Incidentally, here is what the "do nothing" (edit or "hide the error") option looks like:

EXCEPTION WHEN OTHERS THEN NULL;

Edit: Read Tom Kyte's comments to learn why some people will strangle you with their bare hands if you ever do this.

I want to do something. Uhh ... what should I do?

That's an even better question, and one that not a lot of books or articles actually focus on. That's because you have to figure out for yourself what you want to do when something goes wrong. Do you want to write a message to a table that you can query later? Are there some business-specific steps you want to do? Do you want to email yourself? Do you want to write to a log? Do you want to send a text message to output?

Whatever you decide to do, don't forget to do any clean up, because this is your only chance. Like I said, execution of your code block is over, and there is no avoiding that, so if you have something to do, do it now!

What if I don't want the execution to stop?

Too bad! The only way around that is to decide what code falls into this category, and wrap it in its own, nested block. Let me explain (and demonstrate).

Let's say you have several tasks to perform, and regardless of whether the first one succeeds or not, you want to continue to do the other tasks. Since execution stops the moment you get an exception, this is a case where you should wrap the first task in its own block, and handle the exception there. It doesn't even have to be a separate function/procedure, you can just create an anonymous block right then and there, like this:

BEGIN
BEGIN
-- Do task one.
EXCEPTION
-- Handle it!
END
-- Do task two
-- Do task three ...
EXCEPTION
-- Handle exceptions from task two, three, ...
END


Don't forget to actually handle the exception in your nested block! As I said before, unhandled exceptions stop the execution of whatever called your block, too.

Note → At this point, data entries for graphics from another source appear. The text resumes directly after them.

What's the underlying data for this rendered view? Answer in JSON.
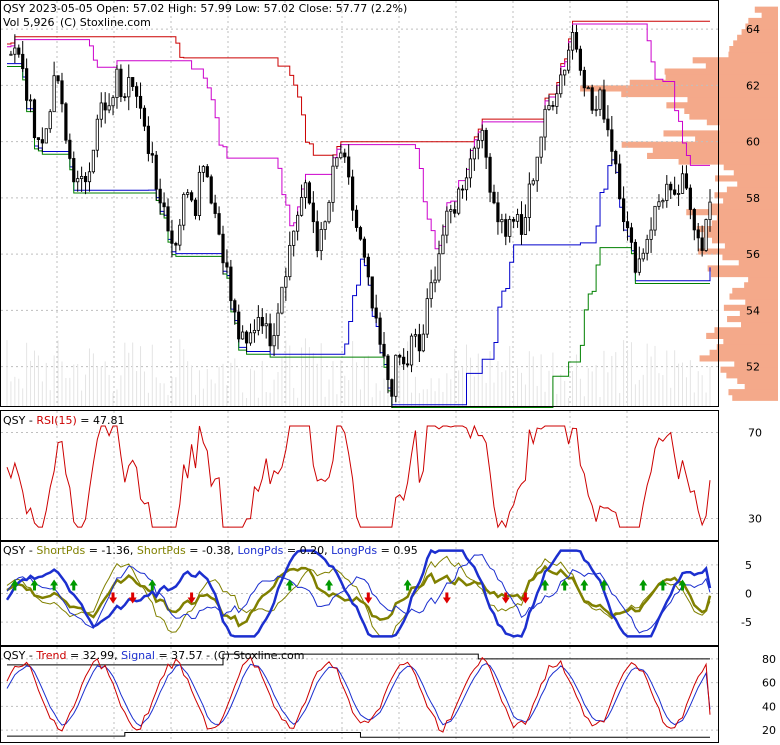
{
  "colors": {
    "panel_border": "#000000",
    "grid": "#bfbfbf",
    "profile": "#f4a98a",
    "red": "#cc0000",
    "magenta": "#cc00cc",
    "blue": "#0000cc",
    "green": "#008000",
    "olive": "#808000",
    "darkblue": "#1c2fcf",
    "arrow_green": "#009900",
    "arrow_red": "#dd0000"
  },
  "price_panel": {
    "header": "QSY  2023-05-05 Open: 57.02  High: 57.99  Low: 57.02  Close: 57.77 (2.2%)",
    "volume": "Vol 5,926",
    "copyright": "(C) Stoxline.com",
    "ticks": [
      "64",
      "62",
      "60",
      "58",
      "56",
      "54",
      "52"
    ]
  },
  "rsi_panel": {
    "ticker": "QSY",
    "indicator": "RSI(15)",
    "value": "= 47.81",
    "ticks": [
      "70",
      "30"
    ]
  },
  "pds_panel": {
    "ticker": "QSY",
    "short1_label": "ShortPds",
    "short1_value": "= -1.36,",
    "short2_label": "ShortPds",
    "short2_value": "= -0.38,",
    "long1_label": "LongPds",
    "long1_value": "= 0.20,",
    "long2_label": "LongPds",
    "long2_value": "= 0.95",
    "ticks": [
      "5",
      "0",
      "-5"
    ]
  },
  "trend_panel": {
    "ticker": "QSY",
    "trend_label": "Trend",
    "trend_value": "= 32.99,",
    "signal_label": "Signal",
    "signal_value": "= 37.57",
    "copyright": "(C) Stoxline.com",
    "ticks": [
      "80",
      "60",
      "40",
      "20"
    ]
  },
  "chart_data": {
    "type": "line",
    "title": "QSY 2023-05-05 Open: 57.02 High: 57.99 Low: 57.02 Close: 57.77 (2.2%)",
    "ohlc_last": {
      "date": "2023-05-05",
      "open": 57.02,
      "high": 57.99,
      "low": 57.02,
      "close": 57.77,
      "change_pct": 2.2,
      "volume": 5926
    },
    "price_ylim": [
      50.6,
      65.0
    ],
    "price_series_close": [
      63.2,
      63.5,
      62.6,
      61.3,
      60.4,
      59.8,
      61.5,
      62.3,
      60.1,
      59.1,
      58.2,
      58.9,
      60.1,
      61.2,
      60.8,
      62.4,
      61.7,
      62.9,
      61.4,
      60.2,
      59.6,
      58.1,
      57.5,
      56.2,
      57.4,
      58.6,
      57.8,
      59.6,
      58.4,
      57.1,
      55.9,
      54.2,
      53.1,
      52.6,
      53.4,
      54.1,
      52.9,
      53.6,
      55.1,
      56.2,
      57.4,
      58.3,
      57.6,
      56.2,
      57.1,
      58.8,
      59.7,
      58.6,
      57.2,
      56.1,
      54.6,
      53.2,
      52.1,
      51.2,
      52.4,
      51.8,
      53.1,
      52.5,
      54.1,
      55.4,
      56.6,
      57.3,
      57.9,
      58.7,
      59.4,
      60.5,
      59.6,
      58.1,
      57.2,
      56.8,
      57.4,
      56.6,
      58.1,
      59.4,
      60.6,
      61.4,
      62.1,
      62.8,
      63.9,
      63.1,
      61.9,
      60.9,
      61.6,
      60.4,
      59.3,
      57.6,
      56.2,
      55.6,
      56.4,
      57.2,
      57.9,
      58.4,
      57.6,
      58.6,
      57.9,
      57.1,
      56.4,
      57.77
    ],
    "rsi": {
      "name": "RSI(15)",
      "last": 47.81,
      "ylim": [
        20,
        80
      ],
      "levels": [
        70,
        30
      ]
    },
    "pds": {
      "ylim": [
        -9,
        9
      ],
      "series": [
        {
          "name": "ShortPds",
          "last": -1.36
        },
        {
          "name": "ShortPds",
          "last": -0.38
        },
        {
          "name": "LongPds",
          "last": 0.2
        },
        {
          "name": "LongPds",
          "last": 0.95
        }
      ]
    },
    "trend": {
      "ylim": [
        10,
        90
      ],
      "series": [
        {
          "name": "Trend",
          "last": 32.99
        },
        {
          "name": "Signal",
          "last": 37.57
        }
      ]
    },
    "grid": true
  }
}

Incidentally, in some cases you actually want to stop the execution of the calling block, but you still want to do something right now in your current, failed block. But if you handle it, then the exception is gone, and the calling block will therefore just continue its execution. In that case, you can re-raise the exception. The only caveat is that whatever called your block will think that the exception came from your exception handling code, not the original point of failure. Keep that in mind.

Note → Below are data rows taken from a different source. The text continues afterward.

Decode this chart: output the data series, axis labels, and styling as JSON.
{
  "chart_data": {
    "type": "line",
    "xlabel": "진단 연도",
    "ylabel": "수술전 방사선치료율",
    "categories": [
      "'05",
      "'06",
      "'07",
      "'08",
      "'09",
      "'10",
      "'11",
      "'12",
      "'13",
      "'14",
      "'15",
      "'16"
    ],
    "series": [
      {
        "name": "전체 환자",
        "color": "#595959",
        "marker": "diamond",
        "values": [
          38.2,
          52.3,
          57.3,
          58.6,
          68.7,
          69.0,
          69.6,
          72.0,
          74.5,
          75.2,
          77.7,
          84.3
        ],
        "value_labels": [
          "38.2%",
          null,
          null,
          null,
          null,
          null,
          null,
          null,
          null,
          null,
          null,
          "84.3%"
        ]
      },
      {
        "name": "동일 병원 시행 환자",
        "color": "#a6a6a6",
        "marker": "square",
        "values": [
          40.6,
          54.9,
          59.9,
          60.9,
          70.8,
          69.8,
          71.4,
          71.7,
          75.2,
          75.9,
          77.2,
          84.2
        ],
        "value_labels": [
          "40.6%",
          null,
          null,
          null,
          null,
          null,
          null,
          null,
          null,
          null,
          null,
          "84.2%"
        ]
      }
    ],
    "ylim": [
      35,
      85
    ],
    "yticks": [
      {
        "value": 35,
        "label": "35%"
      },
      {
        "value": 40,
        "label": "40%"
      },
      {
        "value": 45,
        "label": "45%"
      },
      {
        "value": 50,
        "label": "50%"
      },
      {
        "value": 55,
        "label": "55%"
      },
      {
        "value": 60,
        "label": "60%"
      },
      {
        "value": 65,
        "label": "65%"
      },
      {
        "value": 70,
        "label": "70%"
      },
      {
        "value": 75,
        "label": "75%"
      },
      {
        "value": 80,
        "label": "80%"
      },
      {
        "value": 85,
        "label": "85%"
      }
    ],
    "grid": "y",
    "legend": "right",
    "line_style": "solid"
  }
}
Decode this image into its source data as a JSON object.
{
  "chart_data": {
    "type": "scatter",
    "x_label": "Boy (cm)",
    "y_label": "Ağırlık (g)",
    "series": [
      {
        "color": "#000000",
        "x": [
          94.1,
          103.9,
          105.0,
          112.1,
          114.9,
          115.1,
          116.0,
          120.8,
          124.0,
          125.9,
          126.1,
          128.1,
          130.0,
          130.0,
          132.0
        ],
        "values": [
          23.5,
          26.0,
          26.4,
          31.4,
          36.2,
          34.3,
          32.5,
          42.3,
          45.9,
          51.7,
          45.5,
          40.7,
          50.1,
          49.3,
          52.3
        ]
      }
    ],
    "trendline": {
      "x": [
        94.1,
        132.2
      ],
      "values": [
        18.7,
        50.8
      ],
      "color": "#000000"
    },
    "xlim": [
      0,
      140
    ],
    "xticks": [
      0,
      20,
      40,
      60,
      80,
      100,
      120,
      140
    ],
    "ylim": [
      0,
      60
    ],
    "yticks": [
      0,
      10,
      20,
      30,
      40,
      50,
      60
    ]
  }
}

Good stuff. So what do you do?

Personally, I like to define an exception package.

There I can do a few things. I like to define my own exceptions (including number and text message) using PRAGMA EXCEPTION_INIT. Then I can throw my custom exceptions around.

But more importantly I can write a few different procedures that can handle exceptions in standard ways, and then all I have to do in my exception blocks is choose which way I want to handle an error, and then send the required information (usually SQLCODE and SQLERRM) to these standard procedures.

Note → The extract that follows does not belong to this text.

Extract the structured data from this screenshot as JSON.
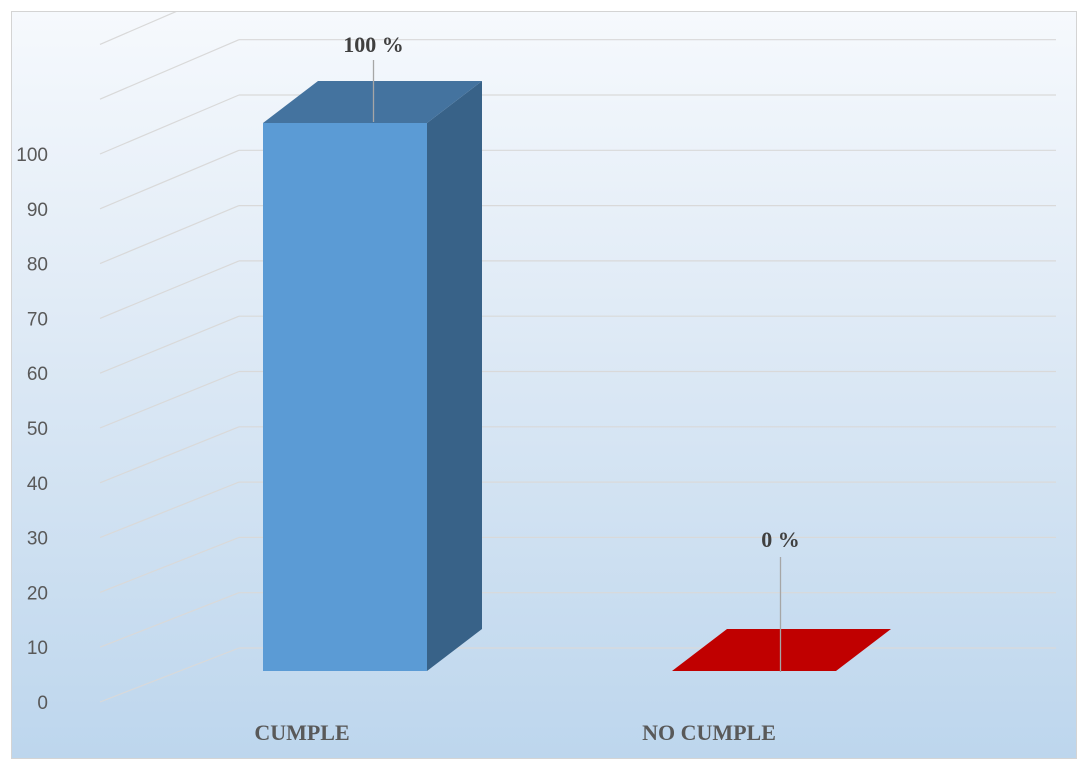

Needless to say, I can put these packages together quite quickly by re-using tested, trusted code from previous projects.

A word on rollback

I mentioned previously that if you don't handle your exceptions, SQL*Plus will rollback your work. It is probably better for you if you decide what gets committed, and what gets rolled back, and when. Therefore you should be sure to include COMMIT (preferably with SAVEPOINTs) and ROLLBACK appropriately in your code. And while ROLLBACK is a topic for another day, I should at least tell you to be aware of autonomous transactions, which are special blocks that will commit its work right away, regardless of whether its calling block rolled back or not.

Whew, anything else?

Yeah, one more thing. Exceptions in the DECLARE block can't be caught in the same block, but rather by the calling block. Keep that in mind in your EXCEPTION block when your block calls blocks with a DECLARE section.

In closing, it's important to note that this is a huge topic, and I can't do it justice in one page. Fortunately Oracle has a great write-up on handling PL/SQL Errors in the PL/SQL User's Guide and Reference, see Chapter 7. It even includes a list of pre-defined exceptions and what they mean.

But the true master of PL/SQL Exception Handling is doubtlessly Steven Feuerstein. I urge you to buy his book on Oracle PL/SQL Programming, and check out Chapter 8 on exception handling. If at all possible, attend one of his live presentations.